4月1日から25円値下げのガソリンスタンドが続出?
4月1日から25円値下げのガソリンスタンドが続出?

   ガソリン税は、製油所出荷時に課税される「蔵出し税」。このため、各ガソリンスタンドは、4月に入っても9日前後は税上乗せ価格の在庫を抱えるとみられている。ところが、ここ一両日の間に、相次いで1日から税率分25円を下げると宣言するスタンドが報じられるようになったのだ。

   その一つが、北海道で36店を展開している旭川市の大手ガソリンスタンド「茂田石油」。札幌テレビ放送は2008年3月26日、「ガソリン 25.1円引き」との大きなポスターを張り出すスタンドの様子をニュースで伝えた。それによると、赤字覚悟の値下げといい、同社専務は「利用者に喜んでいただきたい」と話していた。また、北海道新聞は27日付記事で、茂田石油のほか、同じ旭川市の「日東石油」や音更町の「JA木野」も4月1日から25円値下げすると報じた。

   このほか、27日の各紙記事で、福島県の「会津ゼネラル」、青森市の「ケー・エスオイル」がそれぞれ25円値下げすることが伝えられた。

   福島・新潟両県で21店を展開する「会津ゼネラル」のSS事業部長は、J-CASTニュースの取材に対し、「4月になれば自動的に値下げされると思っているお客さまが大部分なようです。(蔵出し税のことを)店頭で説明しても、混乱を招くだけ。そうすれば、会社のイメージが悪くなって、長期的にマイナスが出ると考えました」と理由を説明した。値下げの反響は多く、「分かりやすくていい」などと支持の声ばかりが寄せられているという。同社では、買い控えの影響や値下げへの備えのため、3月末時点での在庫を2~3日分に切り詰める調整をしている。

「値下げしないよう系列のスタンドに要請」はウソ?

   3月27日時点で値下げを明らかにしているスタンドは一部だが、各紙とも、競争激化などからさらに波及する見通しと報じている。関東で店舗を展開するさいたま市のガソリンスタンドでは、J-CASTニュースに、「25円の値下げなんてとんでもないことですが、ほかのスタンドが先行すれば追随するしかない」と明かした。消費者から「なんでお前のところは値下げしていないんだ」と言われるのを危惧しているという。

   同社が発注しているタンクローリー配送会社では、「4月に入ってどの程度が売れるか分からない」として、3月末まででスタンドからの自動発注を止めて電話受注にすることにしたという。このため、スタンド側は、「発注が殺到すれば、あっという間に品切れになる」と心配していた。

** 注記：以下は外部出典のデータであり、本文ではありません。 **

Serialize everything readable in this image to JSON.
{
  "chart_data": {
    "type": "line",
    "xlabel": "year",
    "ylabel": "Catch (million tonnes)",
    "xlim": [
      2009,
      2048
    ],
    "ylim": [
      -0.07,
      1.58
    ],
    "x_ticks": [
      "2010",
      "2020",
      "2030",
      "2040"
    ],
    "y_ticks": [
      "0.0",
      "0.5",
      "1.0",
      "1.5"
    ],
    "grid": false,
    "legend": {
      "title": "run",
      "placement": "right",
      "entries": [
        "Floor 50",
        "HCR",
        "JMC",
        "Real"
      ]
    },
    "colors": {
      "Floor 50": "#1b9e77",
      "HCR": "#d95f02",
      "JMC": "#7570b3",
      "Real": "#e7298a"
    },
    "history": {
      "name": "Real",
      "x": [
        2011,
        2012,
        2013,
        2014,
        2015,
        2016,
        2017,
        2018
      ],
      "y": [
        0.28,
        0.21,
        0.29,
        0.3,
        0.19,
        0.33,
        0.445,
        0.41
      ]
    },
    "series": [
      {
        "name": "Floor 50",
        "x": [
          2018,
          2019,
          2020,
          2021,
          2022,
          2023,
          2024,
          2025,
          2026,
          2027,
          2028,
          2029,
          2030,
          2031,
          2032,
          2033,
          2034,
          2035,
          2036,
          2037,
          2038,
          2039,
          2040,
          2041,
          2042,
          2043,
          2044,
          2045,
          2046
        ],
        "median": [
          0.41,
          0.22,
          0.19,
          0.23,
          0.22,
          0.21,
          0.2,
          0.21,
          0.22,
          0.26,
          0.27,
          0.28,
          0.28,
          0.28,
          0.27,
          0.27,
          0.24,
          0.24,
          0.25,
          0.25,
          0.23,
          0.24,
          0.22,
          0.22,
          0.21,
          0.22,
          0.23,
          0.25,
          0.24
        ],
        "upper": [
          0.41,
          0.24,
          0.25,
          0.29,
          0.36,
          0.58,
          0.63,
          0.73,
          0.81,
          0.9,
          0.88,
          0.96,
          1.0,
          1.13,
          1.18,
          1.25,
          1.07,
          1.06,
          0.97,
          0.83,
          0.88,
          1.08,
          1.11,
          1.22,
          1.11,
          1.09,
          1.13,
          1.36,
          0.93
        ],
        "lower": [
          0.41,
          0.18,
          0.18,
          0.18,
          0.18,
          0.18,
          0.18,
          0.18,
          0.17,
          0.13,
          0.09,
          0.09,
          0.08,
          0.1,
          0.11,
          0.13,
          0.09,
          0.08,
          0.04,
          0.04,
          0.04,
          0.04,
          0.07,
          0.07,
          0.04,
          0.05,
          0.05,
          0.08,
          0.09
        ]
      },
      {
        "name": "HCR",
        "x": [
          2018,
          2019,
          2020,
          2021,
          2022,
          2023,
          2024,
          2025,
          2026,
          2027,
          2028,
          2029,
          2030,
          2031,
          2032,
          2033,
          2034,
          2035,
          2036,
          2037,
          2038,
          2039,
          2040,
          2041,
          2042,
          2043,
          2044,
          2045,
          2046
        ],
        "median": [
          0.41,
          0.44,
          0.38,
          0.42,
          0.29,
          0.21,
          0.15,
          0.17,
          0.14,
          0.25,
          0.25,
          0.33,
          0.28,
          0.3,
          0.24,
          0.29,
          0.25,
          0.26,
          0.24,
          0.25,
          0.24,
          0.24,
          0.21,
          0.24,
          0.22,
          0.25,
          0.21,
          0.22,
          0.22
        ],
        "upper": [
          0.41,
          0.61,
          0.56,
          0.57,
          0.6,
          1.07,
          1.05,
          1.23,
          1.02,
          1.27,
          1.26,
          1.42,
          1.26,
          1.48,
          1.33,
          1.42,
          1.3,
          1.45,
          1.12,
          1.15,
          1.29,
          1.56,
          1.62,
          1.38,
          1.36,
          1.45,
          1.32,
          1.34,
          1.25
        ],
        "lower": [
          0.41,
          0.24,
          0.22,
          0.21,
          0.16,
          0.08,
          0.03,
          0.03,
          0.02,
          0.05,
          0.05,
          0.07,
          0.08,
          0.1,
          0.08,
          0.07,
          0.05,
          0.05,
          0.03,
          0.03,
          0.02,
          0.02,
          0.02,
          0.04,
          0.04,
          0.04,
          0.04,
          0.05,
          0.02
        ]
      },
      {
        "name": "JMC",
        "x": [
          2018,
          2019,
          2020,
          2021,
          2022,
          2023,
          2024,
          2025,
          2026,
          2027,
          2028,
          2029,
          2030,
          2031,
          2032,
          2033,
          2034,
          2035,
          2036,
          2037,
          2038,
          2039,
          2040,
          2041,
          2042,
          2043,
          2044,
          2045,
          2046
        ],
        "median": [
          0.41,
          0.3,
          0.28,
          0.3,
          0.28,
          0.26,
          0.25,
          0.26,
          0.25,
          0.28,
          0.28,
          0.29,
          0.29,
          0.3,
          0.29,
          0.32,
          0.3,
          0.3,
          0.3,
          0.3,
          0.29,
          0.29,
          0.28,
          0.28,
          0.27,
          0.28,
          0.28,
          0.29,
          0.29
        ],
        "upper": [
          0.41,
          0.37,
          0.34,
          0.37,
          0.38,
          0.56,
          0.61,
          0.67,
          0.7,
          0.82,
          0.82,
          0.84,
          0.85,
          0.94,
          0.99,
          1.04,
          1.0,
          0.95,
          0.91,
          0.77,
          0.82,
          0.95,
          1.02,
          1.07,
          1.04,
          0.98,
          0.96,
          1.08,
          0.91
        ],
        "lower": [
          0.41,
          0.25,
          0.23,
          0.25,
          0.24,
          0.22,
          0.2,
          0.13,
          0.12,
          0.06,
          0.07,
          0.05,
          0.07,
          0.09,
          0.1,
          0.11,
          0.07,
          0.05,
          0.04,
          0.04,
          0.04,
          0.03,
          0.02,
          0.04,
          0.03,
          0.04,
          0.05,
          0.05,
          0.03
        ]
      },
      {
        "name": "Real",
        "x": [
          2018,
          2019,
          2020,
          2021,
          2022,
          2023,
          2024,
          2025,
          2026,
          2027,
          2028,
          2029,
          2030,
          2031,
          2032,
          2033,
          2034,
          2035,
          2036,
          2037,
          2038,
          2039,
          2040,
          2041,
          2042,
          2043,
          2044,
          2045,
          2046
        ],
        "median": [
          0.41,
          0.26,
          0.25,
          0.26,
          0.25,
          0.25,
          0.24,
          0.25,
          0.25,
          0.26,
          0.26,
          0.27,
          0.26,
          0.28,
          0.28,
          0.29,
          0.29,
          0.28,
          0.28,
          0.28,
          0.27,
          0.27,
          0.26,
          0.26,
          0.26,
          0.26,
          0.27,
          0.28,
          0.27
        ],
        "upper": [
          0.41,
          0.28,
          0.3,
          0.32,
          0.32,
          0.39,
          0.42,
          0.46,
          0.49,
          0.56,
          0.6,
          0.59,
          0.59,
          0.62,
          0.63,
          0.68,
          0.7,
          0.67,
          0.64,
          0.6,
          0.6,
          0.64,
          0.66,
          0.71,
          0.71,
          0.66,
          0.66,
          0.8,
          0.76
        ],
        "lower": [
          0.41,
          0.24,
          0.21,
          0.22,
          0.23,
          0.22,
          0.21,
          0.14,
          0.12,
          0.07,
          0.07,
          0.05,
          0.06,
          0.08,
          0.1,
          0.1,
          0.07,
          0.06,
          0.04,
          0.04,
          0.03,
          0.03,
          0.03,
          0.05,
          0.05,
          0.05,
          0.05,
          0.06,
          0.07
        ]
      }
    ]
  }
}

   一部の新聞では3月26日、スタンドへの悪影響を防ごうと、石油元売り最大手の新日本石油が4月1日以降も値下げしないよう系列のスタンドに要請していると報じた。しかし、同社は27日、J-CASTニュースの取材に対し、「そういう事実はありません。うちがスタンドを運営しているわけではないですし、再販価格の指示になるからです」と答えた。ただ、「適正な在庫を確保し、品切れしないように、スタンド側にお願いしています」とした。4月1日から25円下げる系列のスタンドがあるとは聞いていないという。

   一方、ガソリンスタンドでつくる全国石油商業組合連合会は、買い控えでスタンドの資金繰りが悪化するとして、各元売り会社に3月分のガソリン税支払いについて2か月間繰り延べるよう要請した。産経新聞の27日付記事によると、各元売り会社はスタンドごとに支払いの延長などを検討する方針としている。ただ、「ありがたいですが、その対象になるかどうか分からないので、当てにしないことにしています」(会津ゼネラル)との声も出ている。

   全国のスタンドが4月1日から25円値下げすると、約400億円の損失になるという。これに対し、各報道によると、福田康夫首相は、3月末までに記者会見し、スタンドへの救済策を打ち出すことを検討している。前出のさいたま市のスタンドでは、「今は、政府の救済措置を見守っている状態です。政府が4月1日からガソリン税の還付をするようなら混乱はないのですが…。早く指針を出してほしい」と話していた。